Vows on G8 'ring of steel' costs
It could be months before the final cost of the G8 is determined, it has been revealed.
Danny Alexander, Chief Secretary to the Treasury, has promised the Government will cover most of the expense of putting a ring of steel around the Northern Ireland conference venue but some already planned expenditure by the Police Service of Northern Ireland (PSNI) will not be reimbursed.
The leaders of the world's eight wealthiest countries will descend upon the luxury Lough Erne golf resort in Co Fermanagh for a two-day economy meeting with thousands of police, army and private security officers present and special courts and prison cells prepared in case planned protests turn violent.
Northern Ireland Justice Minister David Ford said: "I cannot give forecasts of what the overall costs will be because there are sufficiently many undetermined factors which will not be determined until significantly after the conference is over.
"A sum of money will fall to the PSNI and hence to the Department of Justice related to expenditure which would already have been in train, for example a variety of capital programmes which have been accelerated slightly to enable the policing operation to function well during the G8 conference."
Sixteen judges have been put on rota to preside over potential all-day special court sittings to deal with arrested protesters, authorities have revealed.
Extra magistrates are on stand-by if the eight courts dedicated to G8-related disorder charges - located at three sites across Northern Ireland - are unable to cope with the volume of cases coming before them.

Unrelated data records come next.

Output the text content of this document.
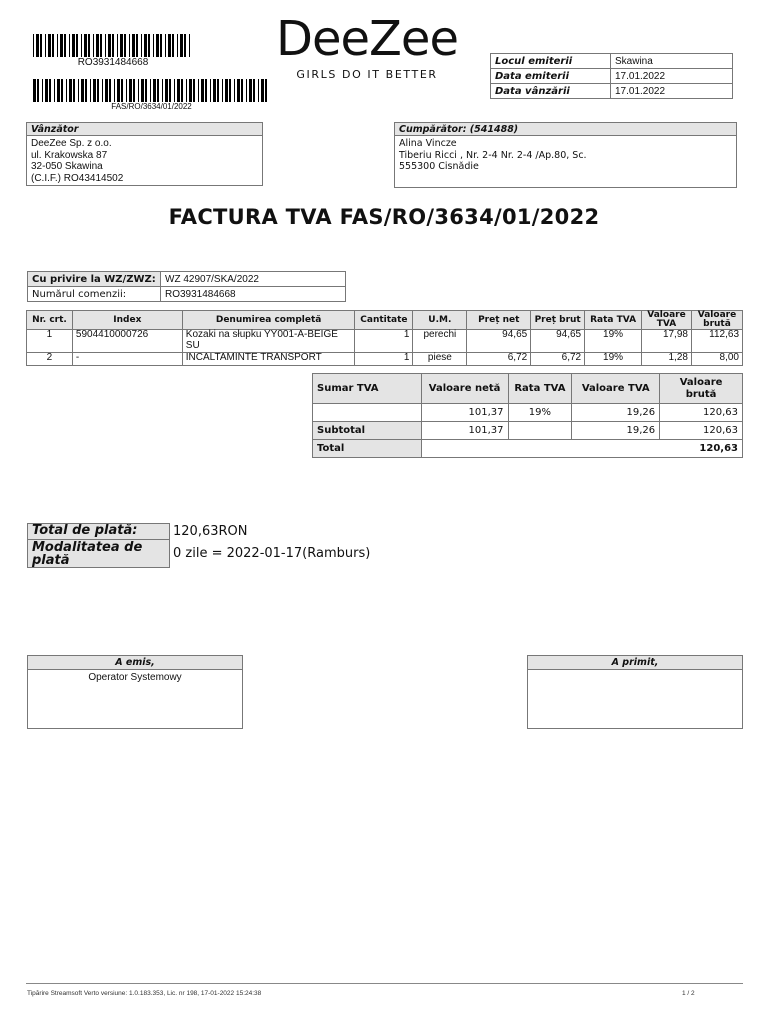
RO3931484668
FAS/RO/3634/01/2022
DeeZee
GIRLS DO IT BETTER
Locul emiterii	Skawina
Data emiterii	17.01.2022
Data vânzării	17.01.2022
Vânzător
DeeZee Sp. z o.o.
ul. Krakowska 87
32-050 Skawina
(C.I.F.) RO43414502
Cumpărător: (541488)
Alina Vincze
Tiberiu Ricci , Nr. 2-4 Nr. 2-4 /Ap.80, Sc.
555300 Cisnădie
FACTURA TVA FAS/RO/3634/01/2022
Cu privire la WZ/ZWZ:	WZ 42907/SKA/2022
Numărul comenzii:	RO3931484668
Nr. crt.	Index	Denumirea completă	Cantitate	U.M.	Preț net	Preț brut	Rata TVA	Valoare TVA	Valoare brută
1	5904410000726	Kozaki na słupku YY001-A-BEIGE SU	1	perechi	94,65	94,65	19%	17,98	112,63
2	-	INCALTAMINTE TRANSPORT	1	piese	6,72	6,72	19%	1,28	8,00
Sumar TVA	Valoare netă	Rata TVA	Valoare TVA	Valoare brută
	101,37	19%	19,26	120,63
Subtotal	101,37		19,26	120,63
Total	120,63			
Total de plată:	120,63RON
Modalitatea de plată	0 zile = 2022-01-17(Ramburs)
A emis,
Operator Systemowy
A primit,
Tipărire Streamsoft Verto versiune: 1.0.183.353, Lic. nr 198, 17-01-2022 15:24:38	1 / 2
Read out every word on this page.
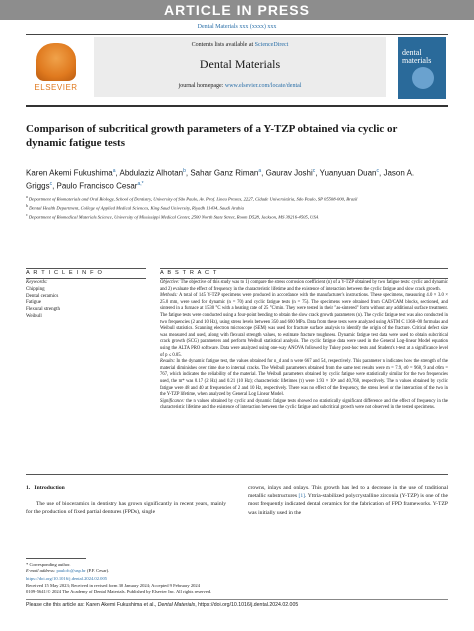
ARTICLE IN PRESS
Dental Materials xxx (xxxx) xxx
ELSEVIER
Contents lists available at ScienceDirect
Dental Materials
journal homepage: www.elsevier.com/locate/dental
dental materials
Comparison of subcritical growth parameters of a Y-TZP obtained via cyclic or dynamic fatigue tests
Karen Akemi Fukushima$^a$, Abdulaziz Alhotan$^b$, Sahar Ganz Riman$^a$, Gaurav Joshi$^c$, Yuanyuan Duan$^c$, Jason A. Griggs$^c$, Paulo Francisco Cesar$^{a,*}$
$^a$ Department of Biomaterials and Oral Biology, School of Dentistry, University of São Paulo, Av. Prof. Lineu Prestes, 2227, Cidade Universitária, São Paulo, SP 05508-000, Brazil
$^b$ Dental Health Department, College of Applied Medical Sciences, King Saud University, Riyadh 11434, Saudi Arabia
$^c$ Department of Biomedical Materials Science, University of Mississippi Medical Center, 2500 North State Street, Room D528, Jackson, MS 39216-4505, USA
A R T I C L E I N F O	A B S T R A C T
Keywords:
Chipping
Dental ceramics
Fatigue
Flexural strength
Weibull

Objective: The objective of this study was to 1) compare the stress corrosion coefficient (n) of a Y-TZP obtained by two fatigue tests: cyclic and dynamic and 2) evaluate the effect of frequency in the characteristic lifetime and the existence of interaction between the cyclic fatigue and slow crack growth.

Methods: A total of 145 Y-TZP specimens were produced in accordance with the manufacturer's instructions. These specimens, measuring 4.0 × 3.0 × 25.0 mm, were used for dynamic (n = 70) and cyclic fatigue tests (n = 75). The specimens were obtained from CAD/CAM blocks, sectioned, and sintered in a furnace at 1530 °C with a heating rate of 25 °C/min. They were tested in their "as-sintered" form without any additional surface treatment. The fatigue tests were conducted using a four-point bending to obtain the slow crack growth parameters (n). The cyclic fatigue test was also conducted in two frequencies (2 and 10 Hz), using stress levels between 350 and 600 MPa. Data from these tests were analyzed using ASTM C 1368–00 formulas and Weibull statistics. Scanning electron microscope (SEM) was used for fracture surface analysis to identify the origin of the fracture. Critical defect size was measured and used, along with flexural strength values, to estimate fracture toughness. Dynamic fatigue test data were used to obtain subcritical crack growth (SCG) parameters and perform Weibull statistical analysis. The cyclic fatigue data were used in the General Log-linear Model equation using the ALTA PRO software. Data were analyzed using one-way ANOVA followed by Tukey post-hoc tests and Student's t-test at a significance level of p ≤ 0.05.

Results: In the dynamic fatigue test, the values obtained for n_d and n were 667 and 54, respectively. This parameter n indicates how the strength of the material diminishes over time due to internal cracks. The Weibull parameters obtained from the same test results were m = 7.9, σ0 = 968, 9 and σ0m = 767, which indicates the reliability of the material. The Weibull parameters obtained by cyclic fatigue were statistically similar for the two frequencies used, the m* was 0.17 (2 Hz) and 0.21 (10 Hz); characteristic lifetimes (τ) were 1.93 × 10⁶ and 40,768, respectively. The n values obtained by cyclic fatigue were 48 and 40 at frequencies of 2 and 10 Hz, respectively. There was no effect of the frequency, the stress level or the interaction of the two in the Y-TZP lifetime, when analyzed by General Log Linear Model.

Significance: the n values obtained by cyclic and dynamic fatigue tests showed no statistically significant difference and the effect of frequency in the characteristic lifetime and the existence of interaction between the cyclic fatigue and subcritical growth were not observed in the tested specimens.

1. Introduction
The use of bioceramics in dentistry has grown significantly in recent years, mainly for the production of fixed partial dentures (FPDs), single
crowns, inlays and onlays. This growth has led to a decrease in the use of traditional metallic substructures [1]. Yttria-stabilized polycrystalline zirconia (Y-TZP) is one of the most frequently indicated dental ceramics for the fabrication of FPD frameworks. Y-TZP was initially used in the
* Corresponding author.
E-mail address: paulofc@usp.br (P.F. Cesar).
https://doi.org/10.1016/j.dental.2024.02.005
Received 15 May 2023; Received in revised form 30 January 2024; Accepted 9 February 2024
0109-5641/© 2024 The Academy of Dental Materials. Published by Elsevier Inc. All rights reserved.
Please cite this article as: Karen Akemi Fukushima et al., Dental Materials, https://doi.org/10.1016/j.dental.2024.02.005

The criminal justice planning will also see additional Public Prosecution Service (PSS) lawyers and support staff on duty at the courts and at two specialist police custody facilities, which have a combined capacity of 260, in Omagh, Co Tyrone and Belfast.
With next week's meeting of the world's most powerful political leaders being held at Lough Erne Golf Resort, authorities expect nearby Enniskillen and Belfast to attract most protesters.
The PPS, Police Service of Northern Ireland, and the NI Courts and Tribunals Service have been holding regular meetings since January to devise a strategy to deal with a potential influx of criminal cases.